12/17/2020 12:24:32 PM
Is Neural Stem Cell therapy The End of Glioblastoma Multiform Life Story?
Glioma is the most common form of central nervous system (CNS) neoplasm that originates from glial cells (astrocytes, oligodendrocyte cells). Grade IV astrocytoma termed glioblastoma multiform (GBM), is one of the most common, severe, and aggressive forms of malignant glioma known to man. Despite intensive therapies, the median survival has remained approximately 15 months. (1-4)

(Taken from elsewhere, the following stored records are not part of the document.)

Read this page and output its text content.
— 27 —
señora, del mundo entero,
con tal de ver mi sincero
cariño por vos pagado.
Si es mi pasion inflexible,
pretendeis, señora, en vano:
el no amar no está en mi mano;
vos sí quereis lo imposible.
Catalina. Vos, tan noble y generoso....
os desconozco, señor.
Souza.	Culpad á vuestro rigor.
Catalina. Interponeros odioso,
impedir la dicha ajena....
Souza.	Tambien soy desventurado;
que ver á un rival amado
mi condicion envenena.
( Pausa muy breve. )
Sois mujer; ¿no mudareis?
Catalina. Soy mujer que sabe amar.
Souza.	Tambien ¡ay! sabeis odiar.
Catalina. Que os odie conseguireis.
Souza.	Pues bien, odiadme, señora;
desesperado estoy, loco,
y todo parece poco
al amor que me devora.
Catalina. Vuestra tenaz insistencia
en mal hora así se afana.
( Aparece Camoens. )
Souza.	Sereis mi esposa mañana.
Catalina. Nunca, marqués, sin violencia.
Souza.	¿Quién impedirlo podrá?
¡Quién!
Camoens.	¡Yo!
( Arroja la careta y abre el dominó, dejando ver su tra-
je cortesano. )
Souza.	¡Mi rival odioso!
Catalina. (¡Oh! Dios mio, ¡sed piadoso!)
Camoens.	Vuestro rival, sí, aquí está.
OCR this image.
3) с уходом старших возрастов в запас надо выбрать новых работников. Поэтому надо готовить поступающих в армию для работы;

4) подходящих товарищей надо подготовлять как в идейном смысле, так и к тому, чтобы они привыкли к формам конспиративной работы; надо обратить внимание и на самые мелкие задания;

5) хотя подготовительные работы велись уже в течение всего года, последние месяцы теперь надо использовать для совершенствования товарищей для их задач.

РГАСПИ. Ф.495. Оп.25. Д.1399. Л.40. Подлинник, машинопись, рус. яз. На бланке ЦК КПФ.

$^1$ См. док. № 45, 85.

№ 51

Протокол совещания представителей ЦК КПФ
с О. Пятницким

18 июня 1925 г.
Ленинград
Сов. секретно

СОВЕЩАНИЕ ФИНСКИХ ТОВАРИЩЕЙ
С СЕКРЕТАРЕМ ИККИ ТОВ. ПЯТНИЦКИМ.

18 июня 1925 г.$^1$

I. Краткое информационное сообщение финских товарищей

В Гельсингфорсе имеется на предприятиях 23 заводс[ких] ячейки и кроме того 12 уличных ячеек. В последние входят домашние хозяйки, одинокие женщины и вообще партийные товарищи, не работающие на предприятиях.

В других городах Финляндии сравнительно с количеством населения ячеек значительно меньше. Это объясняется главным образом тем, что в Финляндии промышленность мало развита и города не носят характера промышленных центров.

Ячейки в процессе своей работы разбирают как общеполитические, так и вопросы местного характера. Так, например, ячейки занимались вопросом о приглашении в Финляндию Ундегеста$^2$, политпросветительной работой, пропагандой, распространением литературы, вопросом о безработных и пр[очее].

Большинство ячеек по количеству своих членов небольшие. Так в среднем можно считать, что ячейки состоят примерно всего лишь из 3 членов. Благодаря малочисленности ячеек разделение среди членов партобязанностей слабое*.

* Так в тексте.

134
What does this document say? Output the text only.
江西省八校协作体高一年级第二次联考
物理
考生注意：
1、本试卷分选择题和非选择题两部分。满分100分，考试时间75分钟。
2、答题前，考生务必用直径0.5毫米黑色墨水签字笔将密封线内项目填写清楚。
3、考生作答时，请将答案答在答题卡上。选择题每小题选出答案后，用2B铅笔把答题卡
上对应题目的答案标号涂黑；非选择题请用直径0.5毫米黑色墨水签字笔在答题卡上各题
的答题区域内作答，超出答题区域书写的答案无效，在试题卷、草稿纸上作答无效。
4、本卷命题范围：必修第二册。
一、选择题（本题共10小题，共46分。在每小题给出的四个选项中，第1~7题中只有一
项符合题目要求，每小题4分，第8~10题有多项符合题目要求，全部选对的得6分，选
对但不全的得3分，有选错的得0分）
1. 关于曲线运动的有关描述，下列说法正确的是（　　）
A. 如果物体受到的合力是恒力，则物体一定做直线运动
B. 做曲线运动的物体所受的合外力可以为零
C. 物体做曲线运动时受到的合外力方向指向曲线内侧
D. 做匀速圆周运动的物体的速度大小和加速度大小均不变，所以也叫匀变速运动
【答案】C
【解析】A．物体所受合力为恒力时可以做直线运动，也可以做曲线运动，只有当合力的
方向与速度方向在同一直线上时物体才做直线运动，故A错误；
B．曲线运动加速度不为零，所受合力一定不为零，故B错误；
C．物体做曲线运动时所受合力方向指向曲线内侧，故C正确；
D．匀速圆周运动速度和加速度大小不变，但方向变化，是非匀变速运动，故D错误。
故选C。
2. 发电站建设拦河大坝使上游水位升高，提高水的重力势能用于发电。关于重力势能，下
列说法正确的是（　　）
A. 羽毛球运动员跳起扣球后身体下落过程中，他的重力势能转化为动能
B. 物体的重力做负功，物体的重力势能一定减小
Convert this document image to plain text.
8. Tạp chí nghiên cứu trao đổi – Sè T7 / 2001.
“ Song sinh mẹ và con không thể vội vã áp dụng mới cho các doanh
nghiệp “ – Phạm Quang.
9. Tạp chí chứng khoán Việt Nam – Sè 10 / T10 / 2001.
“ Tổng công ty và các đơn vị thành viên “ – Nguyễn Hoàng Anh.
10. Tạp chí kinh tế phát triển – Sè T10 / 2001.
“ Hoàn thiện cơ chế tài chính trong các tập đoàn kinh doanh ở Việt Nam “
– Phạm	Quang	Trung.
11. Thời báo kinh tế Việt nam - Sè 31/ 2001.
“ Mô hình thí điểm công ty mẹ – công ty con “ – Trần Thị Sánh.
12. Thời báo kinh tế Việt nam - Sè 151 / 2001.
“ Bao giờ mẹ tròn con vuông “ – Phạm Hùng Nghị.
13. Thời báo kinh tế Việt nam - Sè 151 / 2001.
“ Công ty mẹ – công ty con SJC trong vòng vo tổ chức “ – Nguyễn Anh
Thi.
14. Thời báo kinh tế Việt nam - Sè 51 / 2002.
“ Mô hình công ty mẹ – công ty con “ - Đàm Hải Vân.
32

One of the major challenges to the treatment of GBM is the blood-brain barrier (BBB). This barrier is a highly specialized structure in the brain. It acts as a selective physical barrier for maintaining the homeostasis of the brain by regulating immune cell transport, passive diffusion of chemicals, and etc. physiologically, the BBB selectively allows only certain substance to pass between brain tissue and blood; therefore the BBB protects the brain from possible toxic elements and also prevents drugs from getting into the tumor site, so few amounts of the drugs can get to the site of malignancy. (4–10)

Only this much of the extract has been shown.